Le tombeau des lucioles

Publié le par Martine

Le tombeau des lucioles

Mes enfants en avaient parlé à une certaine époque mais je n'avais pas eu la curiosité de voir ce film d'animation, qualifié de chef d'oeuvre, d'Isao Takahata. Une conversation chez mon amie Sylvie fin janvier m'a convaincue de le regarder. Ce que j'ai fait hier en fin de journée au côté de mon fils, Christophe.

En 1945, à Kobe, l'armée de l'Empereur du Japon résiste tant bien que mal aux assaut de l'armée américaine et la population souffre sous les bombardements quotidiens. 

Le film commence par la découverte d'un jeune homme, inanimé, abandonné dans un coin de la gare, vêtu misérablement et visiblement mort de faim et d'épuisement. 
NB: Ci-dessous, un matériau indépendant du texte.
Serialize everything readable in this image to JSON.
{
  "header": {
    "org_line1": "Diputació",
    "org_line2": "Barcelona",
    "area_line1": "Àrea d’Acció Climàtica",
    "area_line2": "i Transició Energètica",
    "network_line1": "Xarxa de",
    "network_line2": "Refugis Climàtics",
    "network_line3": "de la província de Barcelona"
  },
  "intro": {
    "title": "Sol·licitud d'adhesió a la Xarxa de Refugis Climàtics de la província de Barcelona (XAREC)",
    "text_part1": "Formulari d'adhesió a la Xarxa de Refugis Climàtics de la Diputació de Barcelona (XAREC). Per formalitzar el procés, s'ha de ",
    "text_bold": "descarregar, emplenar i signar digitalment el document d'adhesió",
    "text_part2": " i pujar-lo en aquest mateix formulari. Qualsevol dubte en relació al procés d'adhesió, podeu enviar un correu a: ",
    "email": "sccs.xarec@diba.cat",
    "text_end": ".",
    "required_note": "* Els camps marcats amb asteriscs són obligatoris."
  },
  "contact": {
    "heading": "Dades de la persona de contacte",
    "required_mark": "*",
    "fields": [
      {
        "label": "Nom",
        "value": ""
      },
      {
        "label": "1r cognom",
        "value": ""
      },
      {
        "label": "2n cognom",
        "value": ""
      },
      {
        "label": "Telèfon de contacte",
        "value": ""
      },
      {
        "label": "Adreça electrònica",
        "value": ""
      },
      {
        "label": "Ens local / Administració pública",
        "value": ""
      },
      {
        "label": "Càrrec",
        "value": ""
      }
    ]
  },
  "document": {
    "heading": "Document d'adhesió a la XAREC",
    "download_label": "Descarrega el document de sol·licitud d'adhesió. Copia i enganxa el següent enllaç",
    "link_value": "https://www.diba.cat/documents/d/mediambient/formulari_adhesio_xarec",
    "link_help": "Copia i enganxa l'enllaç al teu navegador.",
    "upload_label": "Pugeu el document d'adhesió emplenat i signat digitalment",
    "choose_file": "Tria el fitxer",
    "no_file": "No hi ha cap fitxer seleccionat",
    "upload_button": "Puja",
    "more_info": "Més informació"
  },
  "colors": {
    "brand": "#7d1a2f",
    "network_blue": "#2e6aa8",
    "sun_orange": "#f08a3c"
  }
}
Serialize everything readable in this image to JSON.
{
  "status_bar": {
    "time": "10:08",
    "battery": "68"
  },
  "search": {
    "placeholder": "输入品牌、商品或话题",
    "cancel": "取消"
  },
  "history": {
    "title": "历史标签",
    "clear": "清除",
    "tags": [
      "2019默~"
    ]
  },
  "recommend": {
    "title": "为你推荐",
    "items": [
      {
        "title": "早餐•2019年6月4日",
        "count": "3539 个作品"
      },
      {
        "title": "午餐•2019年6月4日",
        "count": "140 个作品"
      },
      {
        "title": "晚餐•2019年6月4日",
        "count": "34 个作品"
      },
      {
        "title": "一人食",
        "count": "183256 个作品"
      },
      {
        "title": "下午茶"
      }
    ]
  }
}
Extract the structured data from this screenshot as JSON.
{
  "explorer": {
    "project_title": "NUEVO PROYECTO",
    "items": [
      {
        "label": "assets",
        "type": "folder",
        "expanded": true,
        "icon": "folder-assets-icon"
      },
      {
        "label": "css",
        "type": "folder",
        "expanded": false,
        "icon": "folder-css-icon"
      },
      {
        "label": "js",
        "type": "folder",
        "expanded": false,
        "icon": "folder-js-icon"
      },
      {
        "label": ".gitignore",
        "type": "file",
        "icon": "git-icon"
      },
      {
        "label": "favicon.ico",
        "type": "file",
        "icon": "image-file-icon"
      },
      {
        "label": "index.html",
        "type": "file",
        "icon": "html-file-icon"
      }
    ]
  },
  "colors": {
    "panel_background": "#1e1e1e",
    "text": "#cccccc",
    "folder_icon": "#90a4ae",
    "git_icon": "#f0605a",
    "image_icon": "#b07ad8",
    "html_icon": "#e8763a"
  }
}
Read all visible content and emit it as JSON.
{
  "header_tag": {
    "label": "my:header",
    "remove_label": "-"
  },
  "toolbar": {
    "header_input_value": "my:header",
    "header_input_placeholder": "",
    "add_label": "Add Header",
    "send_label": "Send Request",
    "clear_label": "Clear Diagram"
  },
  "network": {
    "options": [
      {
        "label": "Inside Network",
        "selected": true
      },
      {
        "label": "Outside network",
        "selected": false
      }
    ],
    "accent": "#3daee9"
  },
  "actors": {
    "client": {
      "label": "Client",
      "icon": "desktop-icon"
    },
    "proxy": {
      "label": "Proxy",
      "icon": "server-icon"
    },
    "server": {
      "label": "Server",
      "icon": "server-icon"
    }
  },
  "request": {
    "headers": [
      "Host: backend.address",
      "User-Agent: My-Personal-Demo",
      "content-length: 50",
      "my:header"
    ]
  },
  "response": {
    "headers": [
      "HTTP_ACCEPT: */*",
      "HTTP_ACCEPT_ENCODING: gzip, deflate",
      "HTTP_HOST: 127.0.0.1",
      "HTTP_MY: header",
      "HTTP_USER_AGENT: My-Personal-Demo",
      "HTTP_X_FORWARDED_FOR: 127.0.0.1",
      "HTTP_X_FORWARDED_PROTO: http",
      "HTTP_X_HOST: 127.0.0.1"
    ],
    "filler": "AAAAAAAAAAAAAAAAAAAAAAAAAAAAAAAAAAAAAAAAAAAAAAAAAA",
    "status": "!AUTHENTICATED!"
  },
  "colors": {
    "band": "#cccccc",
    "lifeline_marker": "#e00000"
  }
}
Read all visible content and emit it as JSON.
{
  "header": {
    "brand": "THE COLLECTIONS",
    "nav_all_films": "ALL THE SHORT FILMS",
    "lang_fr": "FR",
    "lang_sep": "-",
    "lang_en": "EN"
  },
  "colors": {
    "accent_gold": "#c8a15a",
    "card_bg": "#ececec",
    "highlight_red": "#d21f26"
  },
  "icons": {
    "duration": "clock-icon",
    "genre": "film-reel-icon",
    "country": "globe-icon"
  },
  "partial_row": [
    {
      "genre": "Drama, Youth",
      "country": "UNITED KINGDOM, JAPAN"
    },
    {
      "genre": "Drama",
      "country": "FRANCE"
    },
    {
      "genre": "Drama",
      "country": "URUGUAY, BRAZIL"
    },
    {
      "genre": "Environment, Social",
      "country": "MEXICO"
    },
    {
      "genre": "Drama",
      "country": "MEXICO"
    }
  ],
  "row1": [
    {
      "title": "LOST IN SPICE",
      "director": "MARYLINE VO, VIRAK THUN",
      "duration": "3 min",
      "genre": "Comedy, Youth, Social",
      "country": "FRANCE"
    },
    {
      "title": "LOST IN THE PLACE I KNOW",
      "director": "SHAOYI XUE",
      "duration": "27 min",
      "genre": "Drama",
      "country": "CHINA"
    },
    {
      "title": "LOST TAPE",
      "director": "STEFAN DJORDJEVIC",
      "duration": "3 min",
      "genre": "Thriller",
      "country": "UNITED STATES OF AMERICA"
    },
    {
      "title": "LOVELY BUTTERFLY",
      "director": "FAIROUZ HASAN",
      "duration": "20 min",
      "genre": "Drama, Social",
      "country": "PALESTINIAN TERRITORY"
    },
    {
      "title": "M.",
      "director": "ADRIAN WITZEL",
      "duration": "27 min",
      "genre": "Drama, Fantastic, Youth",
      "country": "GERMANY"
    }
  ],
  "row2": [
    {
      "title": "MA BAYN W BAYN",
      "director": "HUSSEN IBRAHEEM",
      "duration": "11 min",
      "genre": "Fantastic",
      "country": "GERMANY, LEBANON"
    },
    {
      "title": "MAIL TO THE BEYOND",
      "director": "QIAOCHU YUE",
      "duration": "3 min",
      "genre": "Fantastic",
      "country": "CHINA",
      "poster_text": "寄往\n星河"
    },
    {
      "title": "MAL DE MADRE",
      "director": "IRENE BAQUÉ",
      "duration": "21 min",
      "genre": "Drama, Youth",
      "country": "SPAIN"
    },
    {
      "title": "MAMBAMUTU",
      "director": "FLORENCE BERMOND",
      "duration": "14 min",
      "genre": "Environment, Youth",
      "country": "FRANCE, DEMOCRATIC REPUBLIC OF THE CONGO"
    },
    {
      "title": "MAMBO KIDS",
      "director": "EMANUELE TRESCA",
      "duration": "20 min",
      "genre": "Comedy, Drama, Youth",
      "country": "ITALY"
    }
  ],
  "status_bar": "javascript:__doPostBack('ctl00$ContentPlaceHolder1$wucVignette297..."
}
Retour en arrière, quelques mois plus tôt. Seita, jeune adolescent, hisse sa petite soeur Setsuko sur son dos pour rejoindre au plus vite leur mère partie se réfugier dans un abri alors que la ville est à nouveau bombardée. Un retard dû à l'oubli de la poupée de Setsuko les oblige à se cacher et se protéger du mieux qu'ils le peuvent. Une "chance" que n'a pas eu leur mère, retrouvée brûlée sur presque tout le corps et qui succombe sous ses blessures, laissant les deux enfants seuls et désormais contraints d'aller vivre chez une tante. Or, il s'avère très vite que cette tante est mauvaise, méchante. Elle reproche aux enfants d'imposer leur présence à sa famille, leur restreint leur part de nourriture et, surtout, en veut à Seita d'être trop jeune pour partir se battre. La vie du jeune homme et de sa petite soeur devient telle que le jour où ils trouvent un abri dans une grotte à proximité de la mer, l'adolescent et la fillette décident de s'y installer. Mais très vite, après l'euphorie des premiers jours liée à un grisant sentiment de liberté et à la joie incommensurable d'attraper des lucioles pour s'éclairer la nuit, les difficultés commencent. Il faut se chauffer, se nourrir, se tenir propre. Et, dans cette vie quasi à l'extérieur, rien n'est plus difficile. Les menus larcins auxquels se livre Seita ne suffisent pas et lui font prendre trop de risques. Setsuko commence à souffrir de malnutrition. Puis tombe malade. Et Seita se désespère devant son impuissance à soigner la fillette. Un sentiment qui grandit encore lorsqu'il apprend la capitulation du Japon et la mort certaine de son père, enrôlé dans l'armée de l'Empereur. Va-t-il alors accepter de retourner chez sa tante comme l'y encourage le médecin? Ou est-ce déjà trop tard?...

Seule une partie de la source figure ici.